Pre data migration analysis : dangerous assumptions about lists
The success or failure of a data migration is invariably in the details. One of those details is how items from a drop down list (for example ‘country’) are mapped from the old to the new system. The consequences of a fault in the mapping can range from nothing at all, to migration runs crashing and a lot of people hours being spent trying to find out what went wrong before redoing the migration run.
Two common assumptions about the data to map are often at fault.
- Assumption 1: the items in the list item drop down list on a data entry form are all the possible values.
This is often invalid because:- options in lists on data entry forms are sometimes filtered according to the task being done
- list items are sometimes “retired” so they no longer appear (common in any system used for some years)
- there are issues with the underlying table design – see the next assumption
- Assumption 2: the table of list items behind the scenes contains all the possible values.

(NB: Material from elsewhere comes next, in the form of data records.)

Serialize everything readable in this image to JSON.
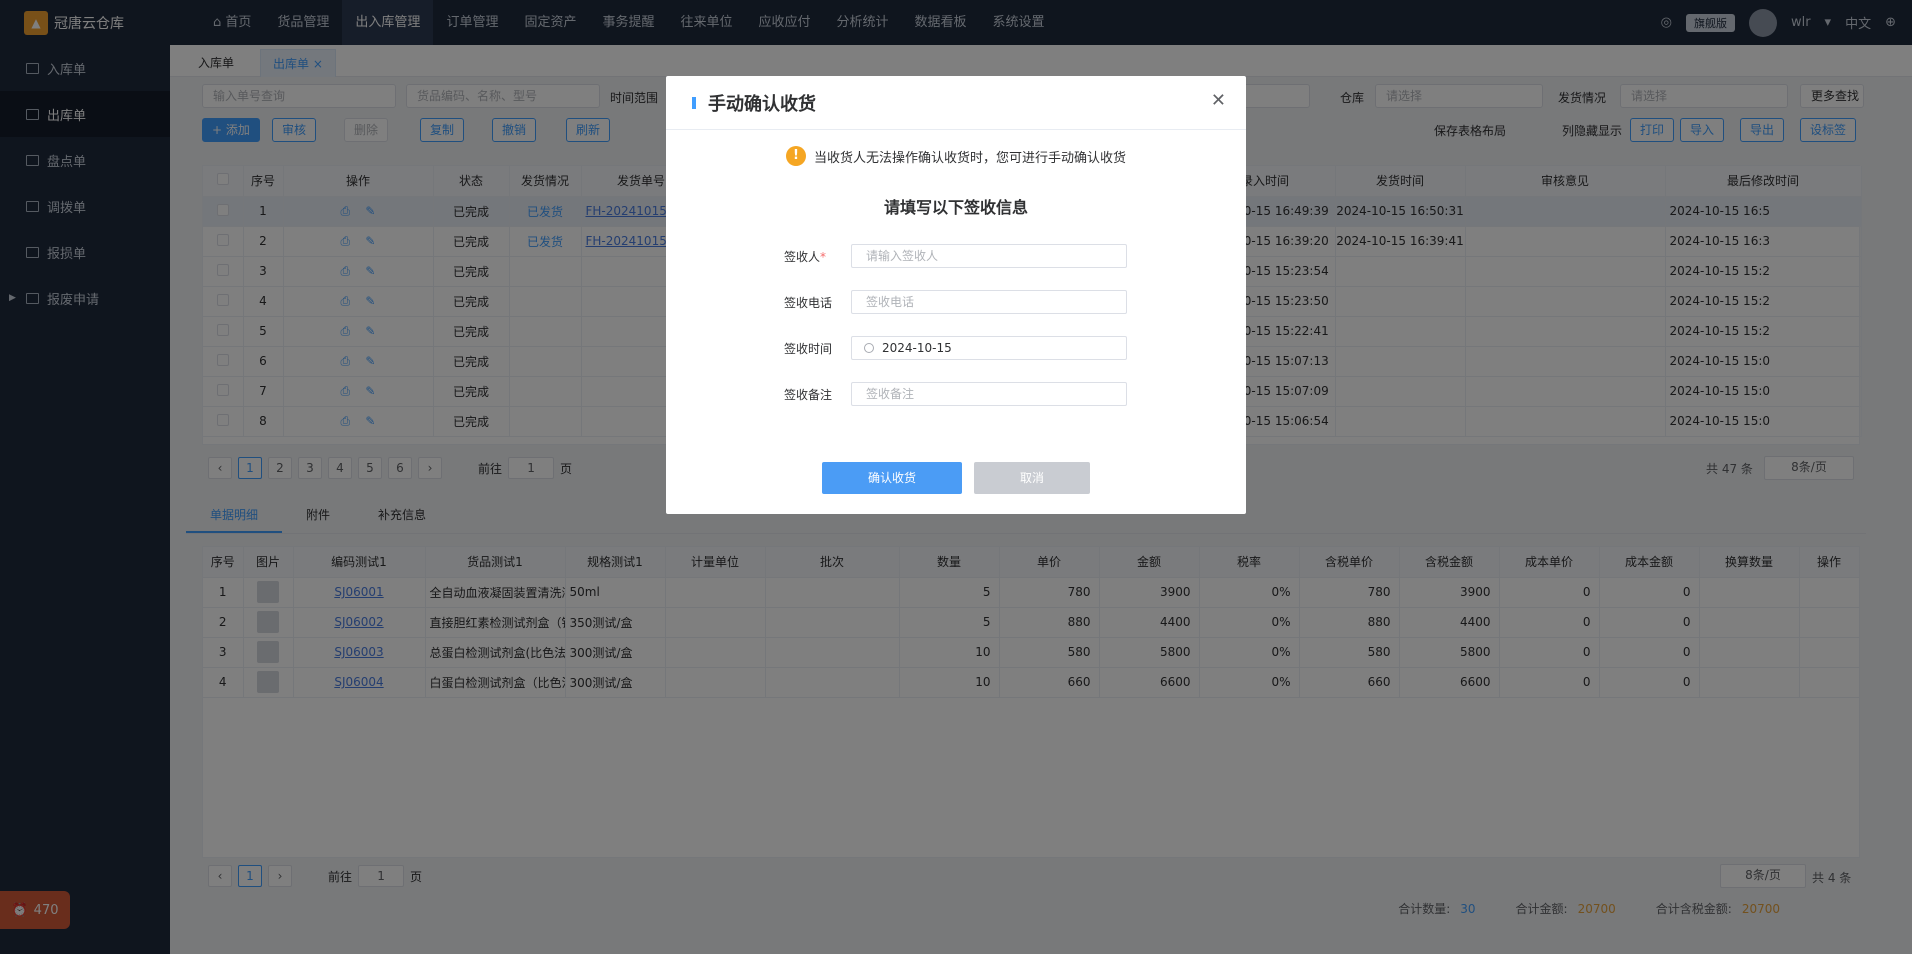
{
  "app": {
    "name": "冠唐云仓库",
    "badge_count": "470"
  },
  "sidebar": {
    "items": [
      {
        "label": "入库单",
        "active": false
      },
      {
        "label": "出库单",
        "active": true
      },
      {
        "label": "盘点单",
        "active": false
      },
      {
        "label": "调拨单",
        "active": false
      },
      {
        "label": "报损单",
        "active": false
      },
      {
        "label": "报废申请",
        "active": false
      }
    ]
  },
  "topnav": {
    "items": [
      "首页",
      "货品管理",
      "出入库管理",
      "订单管理",
      "固定资产",
      "事务提醒",
      "往来单位",
      "应收应付",
      "分析统计",
      "数据看板",
      "系统设置"
    ],
    "active": "出入库管理",
    "edition": "旗舰版",
    "user": "wlr",
    "lang": "中文"
  },
  "tabs": [
    {
      "label": "入库单"
    },
    {
      "label": "出库单 ×"
    }
  ],
  "filters": {
    "order_no": "输入单号查询",
    "goods": "货品编码、名称、型号",
    "time_range": "时间范围",
    "warehouse_label": "仓库",
    "warehouse_ph": "请选择",
    "ship_label": "发货情况",
    "ship_ph": "请选择",
    "more": "更多查找"
  },
  "toolbar": {
    "add": "+ 添加",
    "audit": "审核",
    "delete": "删除",
    "copy": "复制",
    "revoke": "撤销",
    "refresh": "刷新",
    "save_layout": "保存表格布局",
    "hide_cols": "列隐藏显示",
    "print": "打印",
    "import": "导入",
    "export": "导出",
    "tag": "设标签"
  },
  "grid1": {
    "headers": [
      "序号",
      "操作",
      "状态",
      "发货情况",
      "发货单号",
      "录入时间",
      "发货时间",
      "审核意见",
      "最后修改时间"
    ],
    "rows": [
      {
        "no": "1",
        "status": "已完成",
        "ship": "已发货",
        "ship_no": "FH-20241015-(",
        "entered": "2024-10-15 16:49:39",
        "shipped": "2024-10-15 16:50:31",
        "modified": "2024-10-15 16:5"
      },
      {
        "no": "2",
        "status": "已完成",
        "ship": "已发货",
        "ship_no": "FH-20241015-(",
        "entered": "2024-10-15 16:39:20",
        "shipped": "2024-10-15 16:39:41",
        "modified": "2024-10-15 16:3"
      },
      {
        "no": "3",
        "status": "已完成",
        "ship": "",
        "ship_no": "",
        "entered": "2024-10-15 15:23:54",
        "shipped": "",
        "modified": "2024-10-15 15:2"
      },
      {
        "no": "4",
        "status": "已完成",
        "ship": "",
        "ship_no": "",
        "entered": "2024-10-15 15:23:50",
        "shipped": "",
        "modified": "2024-10-15 15:2"
      },
      {
        "no": "5",
        "status": "已完成",
        "ship": "",
        "ship_no": "",
        "entered": "2024-10-15 15:22:41",
        "shipped": "",
        "modified": "2024-10-15 15:2"
      },
      {
        "no": "6",
        "status": "已完成",
        "ship": "",
        "ship_no": "",
        "entered": "2024-10-15 15:07:13",
        "shipped": "",
        "modified": "2024-10-15 15:0"
      },
      {
        "no": "7",
        "status": "已完成",
        "ship": "",
        "ship_no": "",
        "entered": "2024-10-15 15:07:09",
        "shipped": "",
        "modified": "2024-10-15 15:0"
      },
      {
        "no": "8",
        "status": "已完成",
        "ship": "",
        "ship_no": "",
        "entered": "2024-10-15 15:06:54",
        "shipped": "",
        "modified": "2024-10-15 15:0"
      }
    ],
    "pages": [
      "1",
      "2",
      "3",
      "4",
      "5",
      "6"
    ],
    "goto": "前往",
    "goto_val": "1",
    "page_unit": "页",
    "total": "共 47 条",
    "page_size": "8条/页"
  },
  "subtabs": [
    "单据明细",
    "附件",
    "补充信息"
  ],
  "grid2": {
    "headers": [
      "序号",
      "图片",
      "编码测试1",
      "货品测试1",
      "规格测试1",
      "计量单位",
      "批次",
      "数量",
      "单价",
      "金额",
      "税率",
      "含税单价",
      "含税金额",
      "成本单价",
      "成本金额",
      "换算数量",
      "操作"
    ],
    "rows": [
      {
        "no": "1",
        "code": "SJ06001",
        "name": "全自动血液凝固装置清洗液",
        "spec": "50ml",
        "qty": "5",
        "price": "780",
        "amount": "3900",
        "tax": "0%",
        "tprice": "780",
        "tamount": "3900",
        "cprice": "0",
        "camount": "0"
      },
      {
        "no": "2",
        "code": "SJ06002",
        "name": "直接胆红素检测试剂盒（钒",
        "spec": "350测试/盒",
        "qty": "5",
        "price": "880",
        "amount": "4400",
        "tax": "0%",
        "tprice": "880",
        "tamount": "4400",
        "cprice": "0",
        "camount": "0"
      },
      {
        "no": "3",
        "code": "SJ06003",
        "name": "总蛋白检测试剂盒(比色法",
        "spec": "300测试/盒",
        "qty": "10",
        "price": "580",
        "amount": "5800",
        "tax": "0%",
        "tprice": "580",
        "tamount": "5800",
        "cprice": "0",
        "camount": "0"
      },
      {
        "no": "4",
        "code": "SJ06004",
        "name": "白蛋白检测试剂盒（比色法",
        "spec": "300测试/盒",
        "qty": "10",
        "price": "660",
        "amount": "6600",
        "tax": "0%",
        "tprice": "660",
        "tamount": "6600",
        "cprice": "0",
        "camount": "0"
      }
    ],
    "page": "1",
    "goto": "前往",
    "goto_val": "1",
    "page_unit": "页",
    "page_size": "8条/页",
    "total": "共 4 条"
  },
  "summary": {
    "qty_label": "合计数量:",
    "qty": "30",
    "amount_label": "合计金额:",
    "amount": "20700",
    "tax_amount_label": "合计含税金额:",
    "tax_amount": "20700"
  },
  "dialog": {
    "title": "手动确认收货",
    "warning": "当收货人无法操作确认收货时，您可进行手动确认收货",
    "subtitle": "请填写以下签收信息",
    "fields": [
      {
        "label": "签收人",
        "placeholder": "请输入签收人",
        "required": true
      },
      {
        "label": "签收电话",
        "placeholder": "签收电话"
      },
      {
        "label": "签收时间",
        "value": "2024-10-15"
      },
      {
        "label": "签收备注",
        "placeholder": "签收备注"
      }
    ],
    "confirm": "确认收货",
    "cancel": "取消"
  },
  "colors": {
    "primary": "#409eff",
    "sidebar": "#1f2a3d",
    "warning": "#f5a623",
    "accent_orange": "#e6a23c"
  }
}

This can be invalid when there is no requirement in the table design (relationship) that the list item ID in the main table must match a value in the table of list items. This happens surprisingly often, especially when custom metadata is added to a commercial product such as a CMS. This can lead to:- A lot of null values – often because the list item was not in use from day one, and when it was introduced the effort of fixing existing data was “too hard” so they were left blank or null
- list items already in use accidentally deleted
How to determine what you actually have with SQL
Assume you have tables tListItem (with fields ListItemID and ListItemName), and tMaster (with a field ListItemID, and a bunch of others that I’m ignoring for this).
tListItem | tMaster | |||
ListItemID | ListItemName | id | ListItemID | |
1 | Australia | 1 | 1 | |
2 | New Zealand | 2 | 2 | |
3 | England | 3 | 22 | |
4 | Hong Kong | 4 | 1 | |
5 | 2 | |||
6 | 42 | |||
7 | 42 | |||
8 | NULL | |||
9 | NULL |
For all the values in use:
Select distinct ListItemID from dbo.tMaster
For all the values in use and their match in table tListItem (if existing – will display ‘null’ if not):
SELECT tInUse.ListItemID, ISNULL(dbo.tListItem.ListItemName, 'null') AS name FROM (SELECT DISTINCT ListItemID FROM dbo.tMaster) AS tInUse LEFT OUTER JOIN dbo.tListItem ON tInUse.ListItemID = dbo.tListItem.ListItemID
ListItemID | name |
NULL | null |
1 | Australia |
2 | New Zealand |
22 | null |
42 | null |
Much more useful is to include the number of records using each of the values. As well as giving you an idea on the practicality of manually versus automatically cleansing the data, you may also decide to retire some values if they are rarely used. The catch with this one is getting the count on null values working, hence converting to a string type (nvarchar)
For a count of each item
SELECT DISTINCT ListItemID, COUNT(ListItemID) AS NumRecords FROM dbo.tMaster GROUP BY ListItemID
but this excludes the null values, so
SELECT DISTINCT ISNULL(CONVERT(nvarchar(50), ListItemID), N'null') AS ListItem, COUNT(ISNULL(CONVERT(nvarchar(50), ListItemID), N'null')) AS NumRecords FROM dbo.tMaster GROUP BY ISNULL(CONVERT(nvarchar(50), ListItemID), N'null')
But for a nice listing …
SELECT tInUse.ListItem, ISNULL(tInUse.NumRecords, 0) AS NumRecords, ISNULL(dbo.tListItem.ListItemName, N'') AS ListItemName FROM (SELECT DISTINCT ISNULL(CONVERT(nvarchar(50), ListItemID), N'null') AS ListItem, COUNT(ISNULL(CONVERT(nvarchar(50), ListItemID), N'null')) AS NumRecords, ListItemID FROM dbo.tMaster GROUP BY ListItemID, ISNULL(CONVERT(nvarchar(50), ListItemID), N'null')) AS tInUse LEFT OUTER JOIN dbo.tListItem ON tInUse.ListItemID = dbo.tListItem.ListItemID
ListItem | NumRecords | ListItemName |
null | 2 | |
1 | 2 | Australia |
2 | 2 | New Zealand |
22 | 1 | |
42 | 2 |
I like to set these up in my Metadata Viewer so I can easily recheck after data cleansing.